The FDA’s accelerated approval program expedites the release of new drugs to treat serious conditions. Over the years, these have included another Alzheimer’s drug, aducanumab, as well as treatments for HIV/AIDS, leukemia and a host of rare diseases.
Unfortunately, several recent federal policy changes have added uncertainty to the accelerated approval program. Without more consistency from the FDA and Medicare, progress toward treating many deadly illnesses could grind to a halt.
The FDA’s accelerated approval pathway, just like the agency’s traditional approval pathway, requires companies to demonstrate that the drug is safe and that there is abundant evidence of its effectiveness.
The pathways differ in just one notable regard. In the traditional pathway, companies must demonstrate directly that a drug delivers a clinical benefit. In the accelerated pathway, companies can instead demonstrate that the drug has an effect on a “surrogate endpoint” — a measurable outcome reasonably believed to predict a clinical benefit, even if that benefit will take more time to demonstrate directly.
Gaining earlier access to new treatments can make the difference between life and death for patients, who often have no other treatment options.
In addition to saving lives, the accelerated approval pathway also has a major impact across the whole ecosystem of drug development.
Many innovative treatments begin at small biotech start-ups. These companies rely on venture investment to finance their work. Because the accelerated approval pathway offers an opportunity to get a new treatment to patients sooner, investors are often drawn to companies that are pursuing these approvals.
This arrangement has worked extraordinarily well since the accelerated approval program began. Of those that received accelerated approvals between 1992 and 2016, more than 76% went on to earn traditional FDA approval after their release.
It’s troubling that federal agencies have introduced so much unpredictability into a program that has been such a success for patients worldwide.
The FDA seems to be shifting the goalposts, now indicating that more and more companies will be required to launch post-approval confirmatory trials before receiving accelerated approval. This is particularly troubling for smaller companies.

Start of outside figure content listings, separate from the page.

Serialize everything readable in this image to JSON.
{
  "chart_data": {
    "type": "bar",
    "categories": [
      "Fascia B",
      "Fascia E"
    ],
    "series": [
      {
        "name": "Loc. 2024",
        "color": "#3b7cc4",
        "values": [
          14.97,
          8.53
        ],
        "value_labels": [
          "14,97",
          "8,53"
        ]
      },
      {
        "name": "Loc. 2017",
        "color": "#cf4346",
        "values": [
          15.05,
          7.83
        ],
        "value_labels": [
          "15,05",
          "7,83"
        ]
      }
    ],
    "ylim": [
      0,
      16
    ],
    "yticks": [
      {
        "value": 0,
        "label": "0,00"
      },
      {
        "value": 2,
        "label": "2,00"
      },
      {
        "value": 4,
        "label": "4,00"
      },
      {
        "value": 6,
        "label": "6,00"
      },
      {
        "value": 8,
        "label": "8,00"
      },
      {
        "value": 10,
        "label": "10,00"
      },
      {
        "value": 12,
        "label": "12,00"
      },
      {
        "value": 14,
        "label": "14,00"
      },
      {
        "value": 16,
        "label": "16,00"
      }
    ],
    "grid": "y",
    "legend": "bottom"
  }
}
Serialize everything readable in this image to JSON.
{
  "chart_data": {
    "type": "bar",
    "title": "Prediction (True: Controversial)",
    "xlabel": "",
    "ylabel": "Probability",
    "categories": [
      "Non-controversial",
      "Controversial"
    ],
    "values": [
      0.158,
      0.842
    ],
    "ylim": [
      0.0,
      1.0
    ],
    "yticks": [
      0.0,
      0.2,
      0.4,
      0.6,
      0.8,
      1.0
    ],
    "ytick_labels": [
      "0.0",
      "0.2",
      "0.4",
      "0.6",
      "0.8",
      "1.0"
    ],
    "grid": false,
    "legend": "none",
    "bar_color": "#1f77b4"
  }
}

Meanwhile, the Centers for Medicare & Medicaid Services has added more ambiguity to the accelerated approval process by severely restricting seniors’ access to newly-approved Alzheimer’s drugs. Last year, CMS made an unprecedented decision that will prevent the vast majority of Medicare beneficiaries from accessing an entire class of FDA-approved Alzheimer’s treatments. Under CMS’s new rule, the drugs will only be available to seniors who can enroll in restrictive clinical trials or pay for the treatments out-of-pocket.

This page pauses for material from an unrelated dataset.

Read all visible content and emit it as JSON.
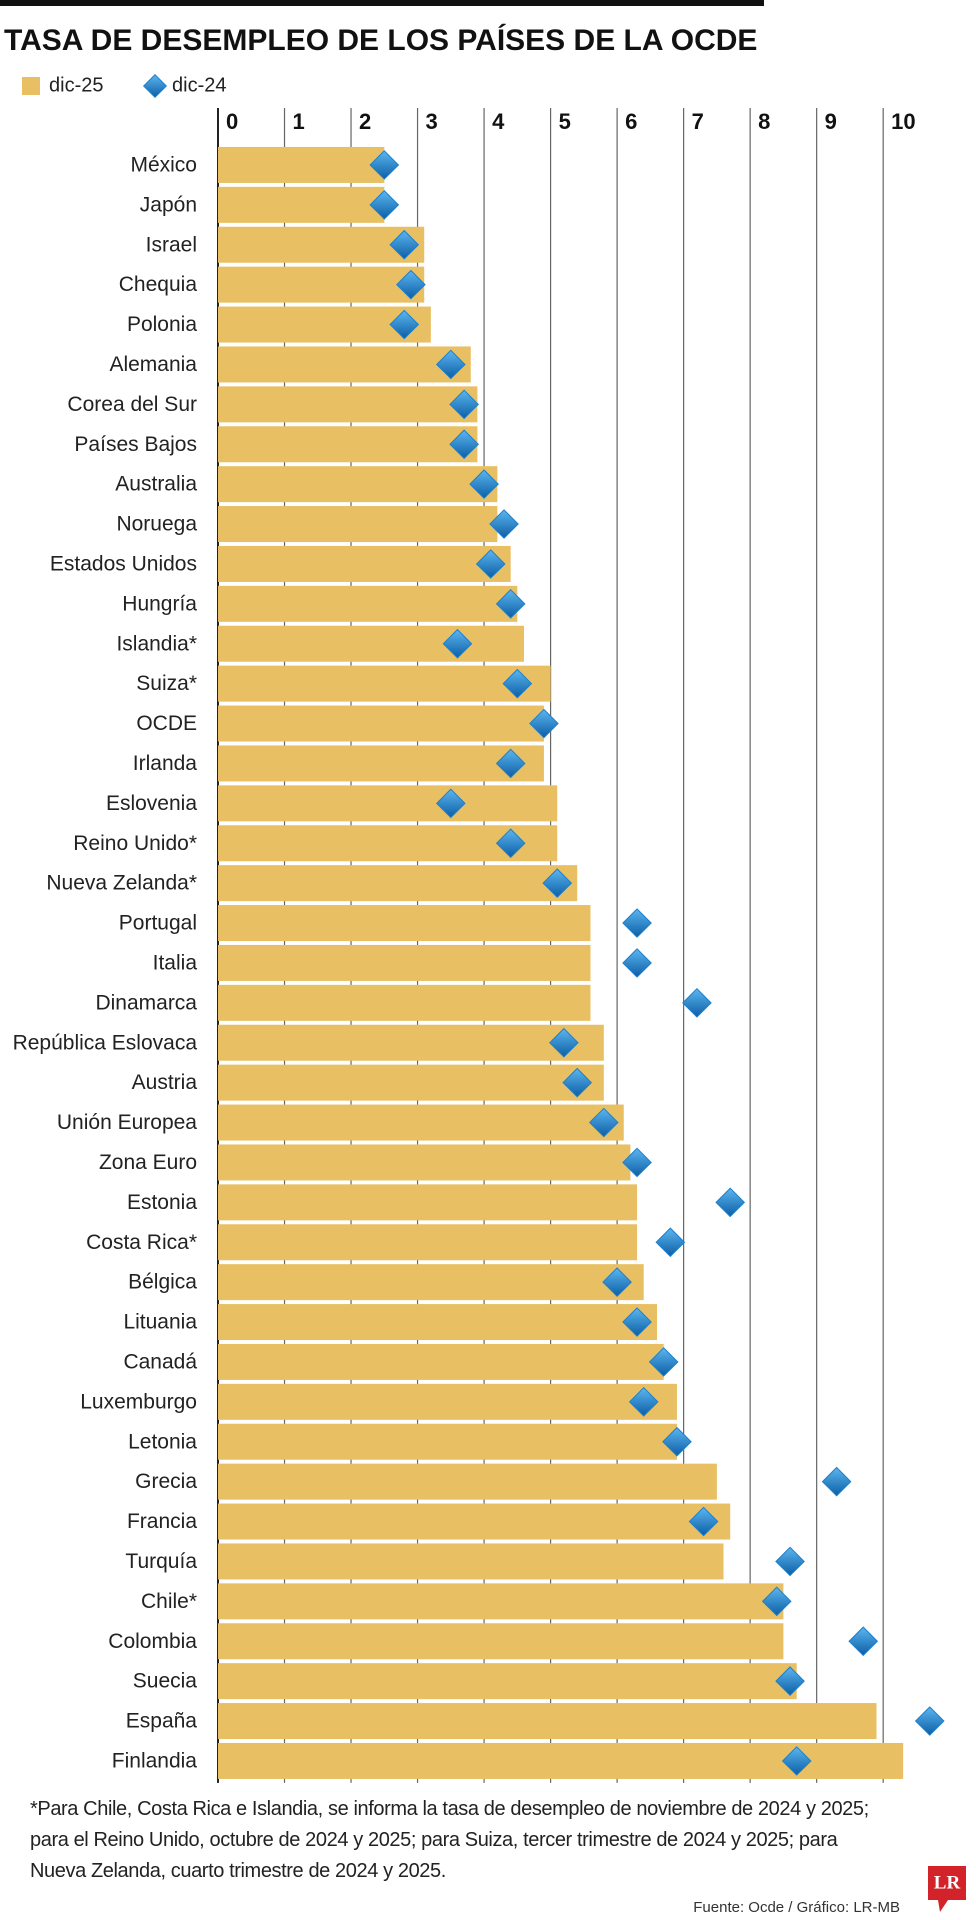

In February, CMS officials muddied the waters even more by announcing a Medicare pilot program that would test paying less for medicines granted accelerated approval.
In short, even if a drug secures accelerated approval, it’s no longer clear that the government will cover it.

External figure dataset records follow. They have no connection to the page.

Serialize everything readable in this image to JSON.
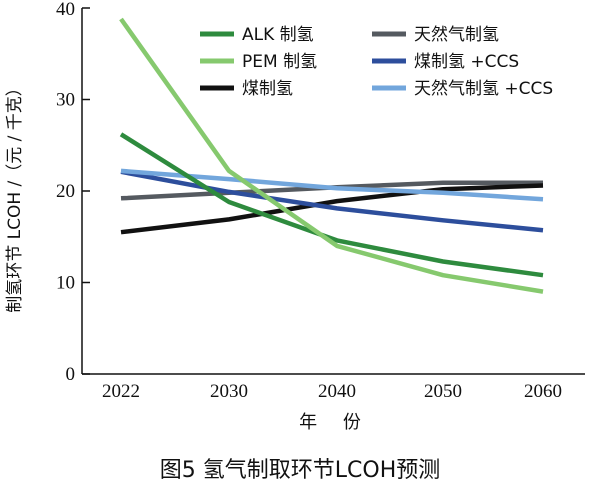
{
  "caption": "图5    氢气制取环节LCOH预测",
  "chart_data": {
    "type": "line",
    "x": [
      "2022",
      "2030",
      "2040",
      "2050",
      "2060"
    ],
    "xlabel": "年  份",
    "ylabel": "制氢环节 LCOH /（元 / 千克）",
    "ylim": [
      0,
      40
    ],
    "yticks": [
      0,
      10,
      20,
      30,
      40
    ],
    "grid": false,
    "legend": "top-right",
    "series": [
      {
        "name": "ALK 制氢",
        "color": "#2e8b3e",
        "values": [
          26.2,
          18.8,
          14.6,
          12.3,
          10.8
        ]
      },
      {
        "name": "PEM 制氢",
        "color": "#86c96e",
        "values": [
          38.8,
          22.2,
          14.0,
          10.8,
          9.0
        ]
      },
      {
        "name": "煤制氢",
        "color": "#111111",
        "values": [
          15.5,
          16.9,
          18.9,
          20.2,
          20.6
        ]
      },
      {
        "name": "天然气制氢",
        "color": "#555a60",
        "values": [
          19.2,
          19.8,
          20.4,
          20.9,
          20.9
        ]
      },
      {
        "name": "煤制氢 +CCS",
        "color": "#2d4e9c",
        "values": [
          22.1,
          19.9,
          18.1,
          16.8,
          15.7
        ]
      },
      {
        "name": "天然气制氢 +CCS",
        "color": "#72a6dc",
        "values": [
          22.2,
          21.3,
          20.3,
          19.8,
          19.1
        ]
      }
    ]
  }
}
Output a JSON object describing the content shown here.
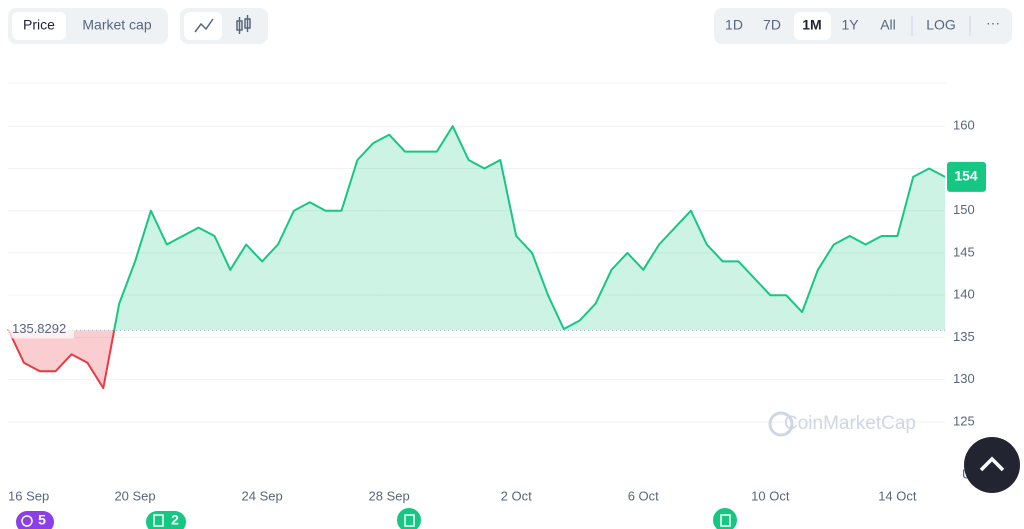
{
  "chart_data": {
    "type": "line",
    "categories": [
      "16 Sep",
      null,
      null,
      null,
      null,
      null,
      null,
      null,
      "20 Sep",
      null,
      null,
      null,
      null,
      null,
      null,
      null,
      "24 Sep",
      null,
      null,
      null,
      null,
      null,
      null,
      null,
      "28 Sep",
      null,
      null,
      null,
      null,
      null,
      null,
      null,
      "2 Oct",
      null,
      null,
      null,
      null,
      null,
      null,
      null,
      "6 Oct",
      null,
      null,
      null,
      null,
      null,
      null,
      null,
      "10 Oct",
      null,
      null,
      null,
      null,
      null,
      null,
      null,
      "14 Oct",
      null,
      null,
      null
    ],
    "values": [
      136,
      132,
      131,
      131,
      133,
      132,
      129,
      139,
      144,
      150,
      146,
      147,
      148,
      147,
      143,
      146,
      144,
      146,
      150,
      151,
      150,
      150,
      156,
      158,
      159,
      157,
      157,
      157,
      160,
      156,
      155,
      156,
      147,
      145,
      140,
      136,
      137,
      139,
      143,
      145,
      143,
      146,
      148,
      150,
      146,
      144,
      144,
      142,
      140,
      140,
      138,
      143,
      146,
      147,
      146,
      147,
      147,
      154,
      155,
      154
    ],
    "baseline": 135.8292,
    "price_label": 154,
    "up_color": "#16c784",
    "down_color": "#ea3943",
    "ylim": [
      118,
      165
    ],
    "yticks": [
      125,
      130,
      135,
      140,
      145,
      150,
      155,
      160
    ],
    "ytick_labels_shown": [
      125,
      130,
      135,
      140,
      145,
      150,
      160
    ],
    "y_unit": "USD",
    "grid": true
  },
  "ui": {
    "tabs": [
      "Price",
      "Market cap"
    ],
    "ranges": [
      "1D",
      "7D",
      "1M",
      "1Y",
      "All"
    ],
    "log": "LOG",
    "watermark": "CoinMarketCap",
    "events": [
      "5",
      "2"
    ]
  }
}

This puts drug developers in an impossible position. Investing billions of dollars in a state-of-the-art medicine is a risky endeavor under the best of circumstances. To have any chance of success, companies need consistent FDA standards and patients need predictable coverage policies.
Federal officials have failed to provide either — threatening not just a few companies, but the wider search for new treatments and cures that patients desperately need.
Rachel King is the interim CEO of the Biotechnology Innovation Organization. The co-founder and former CEO of GlycoMimetics, she also serves on the board of Novavax. This piece originally ran in the International Business Times.